Opéras Tristan sans Isolde à Paris
Opéras

Tristan sans Isolde à Paris

03/02/2023
© Opéra National de Paris/Elisa Haberer

Opéra Bastille, 29 janvier

On aime ou on n’aime pas cette production, dans laquelle certains reprochent à la vidéo de vampiriser la mise en scène. Personnellement, pour cette cinquième reprise à l’Opéra Bastille (voir, en dernier lieu, O. M. n° 144 p. 52 de novembre 2018), elle nous a captivé avec la même intensité, ou presque, qu’à sa création, en 2005. Et, une fois encore, nous avons été bluffé par la manière dont Peter Sellars fait, à chaque fois, évoluer sa direction d’acteurs, en fonction de ses interprètes – en l’occurrence, il a entièrement modifié la fin de l’acte II, à partir de l’entrée de Marke.

Presque, disions-nous, parce que le couple central est, sans doute, le moins convaincant réuni depuis 2005. Passe encore pour le ténor suédois Michael Weinius, remplaçant Gwyn Hughes Jones pour toute la série de représentations, Tristan aussi honnête et endurant que dépourvu du moindre charisme, vocal ou scénique. Mais que vient faire Mary Elizabeth Williams en Isolde ?

Huée le soir de la première, mais chaleureusement applaudie en cette matinée du 29 janvier, la soprano américaine n’est à la hauteur des exigences du rôle et du lieu que dans la nuance piano. Dès qu’il faut un tant soit peu donner de la voix, l’aigu se transforme en cri, avec des résultats catastrophiques dans les « Imprécations » du I ou les retrouvailles avec Tristan, au II. D’autant que la couleur du timbre, vraiment peu agréable, prive le chant de tout charme, handicap aggravé par une tendance à surjouer la colère, au point de réduire Isolde à une virago.

Le contraste est frappant avec la magnifique Brangäne d’Okka von der Damerau, qui l’aurait très avantageusement remplacée. La mezzo-contralto allemande a parfaitement réussi sa reconversion en soprano et, après Brünnhilde (Die Walküre), qui figure déjà à son répertoire, rien ne s’oppose, a priori, à ce qu’elle aborde Isolde. Elle en a la couleur, la puissance, l’opulence dans le médium et le grave, la facilité et le rayonnement dans l’aigu.

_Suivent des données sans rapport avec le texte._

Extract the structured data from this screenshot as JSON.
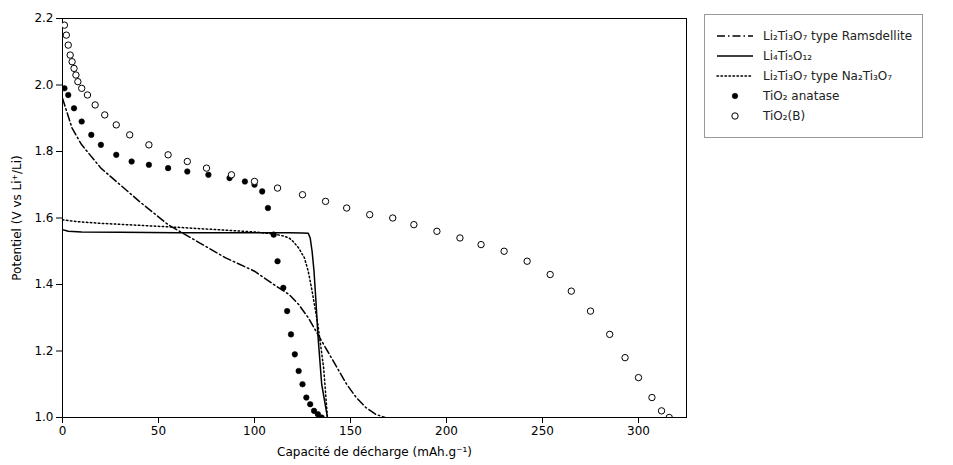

Remarquable également, le Kurwenal de Ryan Speedo Green, étoile montante du chant américain, d’une autorité et d’une santé vocale impressionnantes. On ne peut en dire autant de son compatriote Eric Owens, dont l’instrument commence à bouger, mais qui émeut dans le monologue de Marke.

Très attendu pour son premier Wagner complet à l’Opéra National de Paris, dont il est le directeur musical, Gustavo Dudamel met du temps à faire monter la température et le I se traîne un peu. Les choses s’arrangent à partir du duo d’amour, pour parvenir à une « Mort d’Isolde » idéalement enivrante et extatique. L’orchestre sonne, de surcroît, de bout en bout somptueux, le chef vénézuélien saisissant la moindre occasion de mettre en valeur la finesse des détails instrumentaux.